Similar example from CUDA toolkit, nvlink error happens:

ubuntu@tegra-ubuntu:~/7.0.48/NVIDIA_CUDA-7.0_Samples/0_Simple/cdpSimplePrint$ make TARGET_ARCH=armv7l 
/usr/local/cuda-7.0/bin/nvcc -ccbin g++ -I../../common/inc  -m32    -dc -gencode arch=compute_35,code=sm_35 -gencode arch=compute_37,code=sm_37 -gencode arch=compute_50,code=sm_50 -gencode arch=compute_52,code=sm_52 -gencode arch=compute_53,code=sm_53 -gencode arch=compute_53,code=compute_53 -o cdpSimplePrint.o -c cdpSimplePrint.cu 
/usr/local/cuda-7.0/bin/nvcc -ccbin g++   -m32      -gencode arch=compute_35,code=sm_35 -gencode arch=compute_37,code=sm_37 -gencode arch=compute_50,code=sm_50 -gencode arch=compute_52,code=sm_52 -gencode arch=compute_53,code=sm_53 -gencode arch=compute_53,code=compute_53 -o cdpSimplePrint cdpSimplePrint.o  -lcudadevrt 
nvlink error   : Undefined reference to 'cudaGetParameterBufferV2' in 'cdpSimplePrint.o' 
nvlink error   : Undefined reference to 'cudaLaunchDeviceV2' in 'cdpSimplePrint.o' 
make: *** [cdpSimplePrint] Error 255

But then works on TX1 when building only SM_53:

ubuntu@tegra-ubuntu:~/7.0.48/NVIDIA_CUDA-7.0_Samples/0_Simple/cdpSimplePrint$ make TARGET_ARCH=armv7l SMS=53 
/usr/local/cuda-7.0/bin/nvcc -ccbin g++   -m32      -gencode arch=compute_53,code=sm_53 -gencode arch=compute_53,code=compute_53 -o cdpSimplePrint cdpSimplePrint.o  -lcudadevrt
ubuntu@tegra-ubuntu:~/7.0.48/NVIDIA_CUDA-7.0_Samples/0_Simple/cdpSimplePrint$ ./cdpSimplePrint 
starting Simple Print (CUDA Dynamic Parallelism) 
Running on GPU 0 (GM20B) 
*************************************************************************** 
The CPU launches 2 blocks of 2 threads each. On the device each thread will 
launch 2 blocks of 2 threads each.

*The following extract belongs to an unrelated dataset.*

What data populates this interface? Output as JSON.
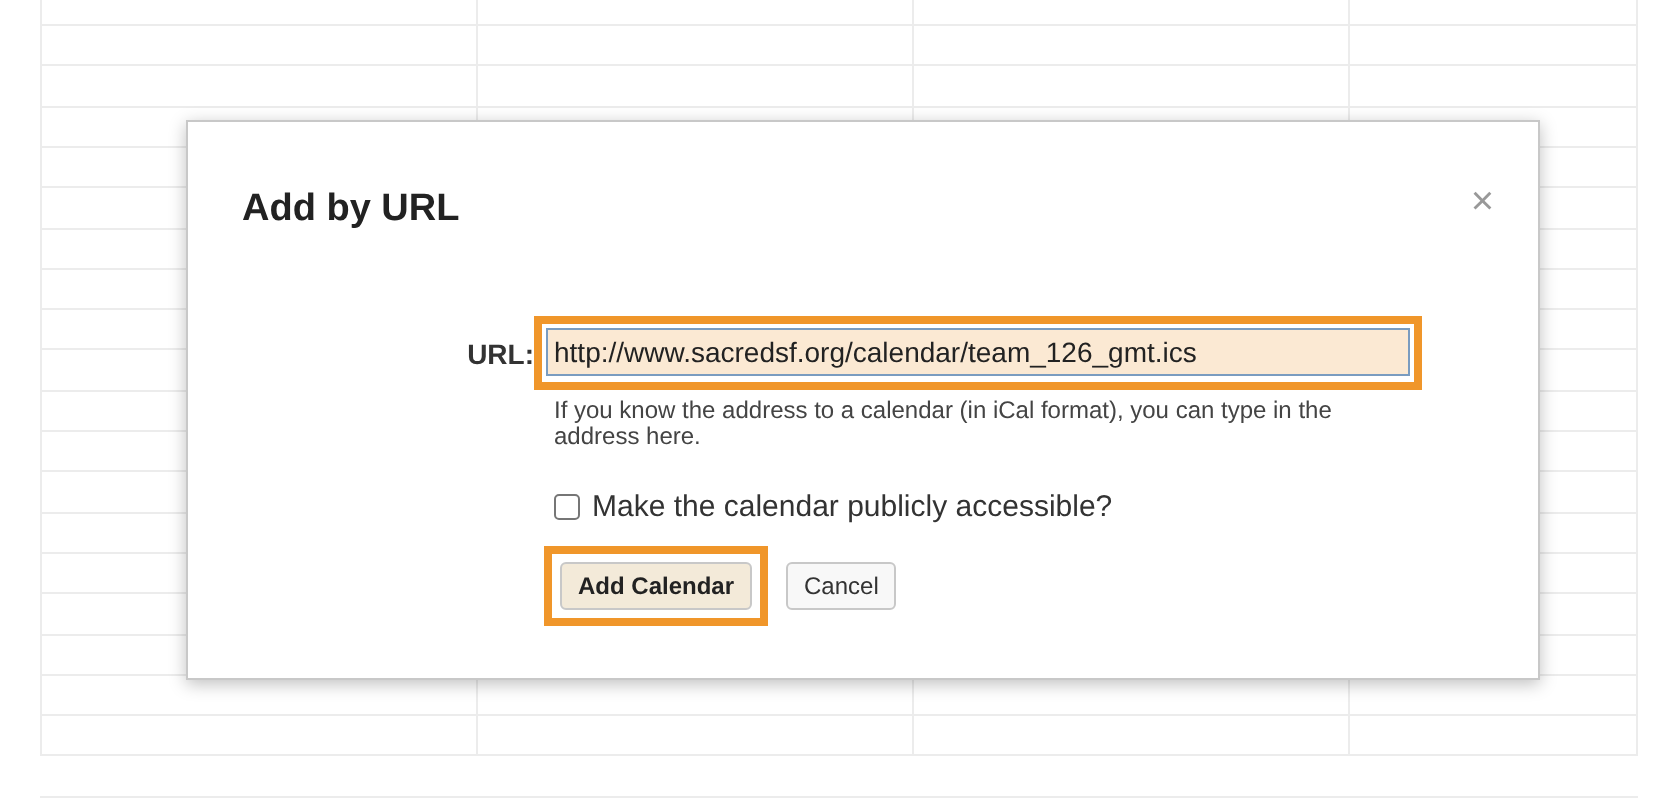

The GPU we will do that recursively 
until it reaches max_depth=2 
In total 2+8=10 blocks are launched!!! (8 from the GPU) 
*************************************************************************** 
Launching cdp_kernel() with CUDA Dynamic Parallelism: 
BLOCK 0 launched by the host 
BLOCK 1 launched by the host 
|  BLOCK 2 launched by thread 0 of block 0 
|  BLOCK 3 launched by thread 0 of block 1 
|  BLOCK 4 launched by thread 0 of block 0 
|  BLOCK 5 launched by thread 0 of block 1 
|  BLOCK 7 launched by thread 1 of block 0 
|  BLOCK 8 launched by thread 1 of block 1 
|  BLOCK 6 launched by thread 1 of block 0 
|  BLOCK 9 launched by thread 1 of block 1==========================

Trying to build my application using cmake

my cmakelists.txt:

#Include the folders containing OPENCV
include_directories(/usr/include/)
#set(CMAKE_CXX_FLAGS “-g -O3”)
set(CUDA_NVCC_FLAGS ${CUDA_NVCC_FLAGS}; “-arch=sm_53; -rdc=true; -lcudadevrt” )

set(PROJECT_LINK_LIBS GL GLU X11 glut GLEW opencv_core opencv_imgproc opencv_video opencv_features2d opencv_calib3d opencv_objdetect opencv_flann opencv_stitching )
set(CUDA_VERBOSE_BUILD ON)
set(CUDA_SEPARABLE_COMPILATION ON)
set(CUDA_PROPAGATE_HOST_FLAGS OFF)
set(src kernel.cu
new.cpp
)

cuda_add_executable(out {src} OPTIONS -gencode arch=compute_53,code=sm_53) target_link_libraries(out {PROJECT_LINK_LIBS} ${CUDA_LIBRARIES})

whem i am using this cmake file to build my application m facing a linking error

link.stub:(.text+0x11c): undefined reference to __fatbinwrap_54_tmpxft_00007a07_00000000_7_cuda_device_runtime_cpp1_ii_8b1a5d37' link.stub:(.text+0x120): undefined reference to __fatbinwrap_54_tmpxft_00007a07_00000000_7_cuda_device_runtime_cpp1_ii_8b1a5d37’
collect2: error: ld returned 1 exit status
make[2]: *** [out] Error 1
make[1]: *** [CMakeFiles/out.dir/all] Error 2
make: *** [all] Error 2

kindly help…

Hi soni,

Sorry for the late reply.

The CMakeLists.txt posted in the forum isn’t complete and the generated nvcc commands are not posted.
It’s hard to tell without a complete repro case.

Thanks